Researchers have developed a way to modify an existing cancer drug with toxic side effects into something that is less toxic to blood platelets and more effective at removing harmful and inflammatory senescent cells, one of the reasons we age, from mice.
What are senescent cells?
As you age, increasing numbers of your cells enter into a state known as senescence. Senescent cells do not divide or support the tissues of which they are part; instead, they emit a range of potentially harmful chemical signals that encourage nearby healthy cells to enter the same senescent state. Their presence causes many problems: they reduce tissue repair, increase chronic inflammation, and can even eventually raise the risk of cancer and other age-related diseases.
Senescent cells normally destroy themselves via programmed cell death known as apoptosis, and they are also removed by the immune system; however, the immune system weakens with age, and increasing numbers of senescent cells escape this process and begin to accumulate in all the tissues of the body.
By the time people reach old age, significant numbers of these senescent cells have built up, causing chronic inflammation and damage to surrounding cells and tissue. Senescent cell accumulation is proposed to be one of the nine reasons we age and develop the age-related diseases that eventually kill us.
Senolytics
Senolytics are a new class of drugs that are known to be able to induce cell death. One of the first existing drugs to be identified as having senolytic potential was the cancer drug navitoclax (also known as ABT263), an orally active cancer drug, which works by inhibiting the Bcl-2 (B-cell lymphoma 2) pathway. The Bcl-2 gene is the founding gene of the Bcl-2 family of proteins that regulate cell death, by either inhibiting or inducing apoptosis.

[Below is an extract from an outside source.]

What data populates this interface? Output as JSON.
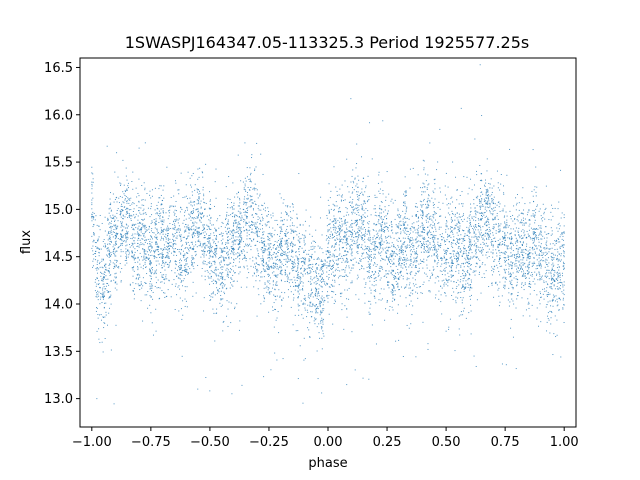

Some types of cancers and senescent cells are able to manipulate the Bcl-2 pathway so that it no longer induces apoptosis and allows them to survive and remain at large in the body. Navitoclax targets both Bcl-2 and Bcl-xl as part of its activity and is therefore of interest in the context of destroying senescent cells, but there are concerns about using it.
The main issue with navitoclax, which was identified during the early senolytic experiments, was that it has some serious side effects that limited its use. Chief among these side effects was its dose-limiting platelet toxicity, and using too much runs the risk of causing thrombocytopenia. Thrombocytopenia is a condition that is characterized by abnormally low levels of platelets, known as thrombocytes, in the blood. Platelets are colorless blood cells that help the blood to clot, and they stop bleeding by clumping and forming plugs in blood vessel injuries.
The researchers of a new study have demonstrated that this platelet toxicity can be reduced by the use of proteolysis-targeting chimera (PROTAC) technology to convert the navitoclax into PZ15227, which is far less toxic to platelets and only inhibits Bcl-xl, which is more relevant to senescent cells [1].
The researchers also report that not only can its toxicity be reduced by this conversion process, its effectiveness against senescent cells can be improved as well, leading to rejuvenation of tissue stem and progenitor cells in aged mice. Presumably, this restoration of tissue upkeep and more efficient repair is due to the removal of harmful senescent cells and the resulting reduction of inflammation, which normally inhibits stem cell activity and tissue repair.
Small molecules that selectively kill senescent cells (SCs), termed senolytics, have the potential to prevent and treat various age-related diseases and extend healthspan. The use of Bcl-xl inhibitors as senolytics is largely limited by their on-target and dose-limiting platelet toxicity. Here, we report the use of proteolysis-targeting chimera (PROTAC) technology to reduce the platelet toxicity of navitoclax (also known as ABT263), a Bcl-2 and Bcl-xl dual inhibitor, by converting it into PZ15227 (PZ), a Bcl-xl PROTAC, which targets Bcl-xl to the cereblon (CRBN) E3 ligase for degradation. Compared to ABT263, PZ is less toxic to platelets, but equally or slightly more potent against SCs because CRBN is poorly expressed in platelets. PZ effectively clears SCs and rejuvenates tissue stem and progenitor cells in naturally aged mice without causing severe thrombocytopenia. With further improvement, Bcl-xl PROTACs have the potential to become safer and more potent senolytic agents than Bcl-xl inhibitors.
Conclusion
The refinement of existing senolytic drugs to be more selective and have fewer off-target effects is a solid step forward to preparing these drugs for eventual wide human use in the fight against age-related diseases. If systems such as PROTAC can improve these cancer drugs to destroy senescent cells more efficiently and reduce the negative side effects, then this is wonderful news indeed.
It is almost certain now that senolytics will be the first repair-based therapeutic approach to aging to arrive in humans. Given there are now several human trials and attempts to refine these senolytic drugs underway, it’s really only a matter of time before senescent cell-clearing therapies arrive to the clinic. Let us hope that progress and refinements make that day sooner rather than later.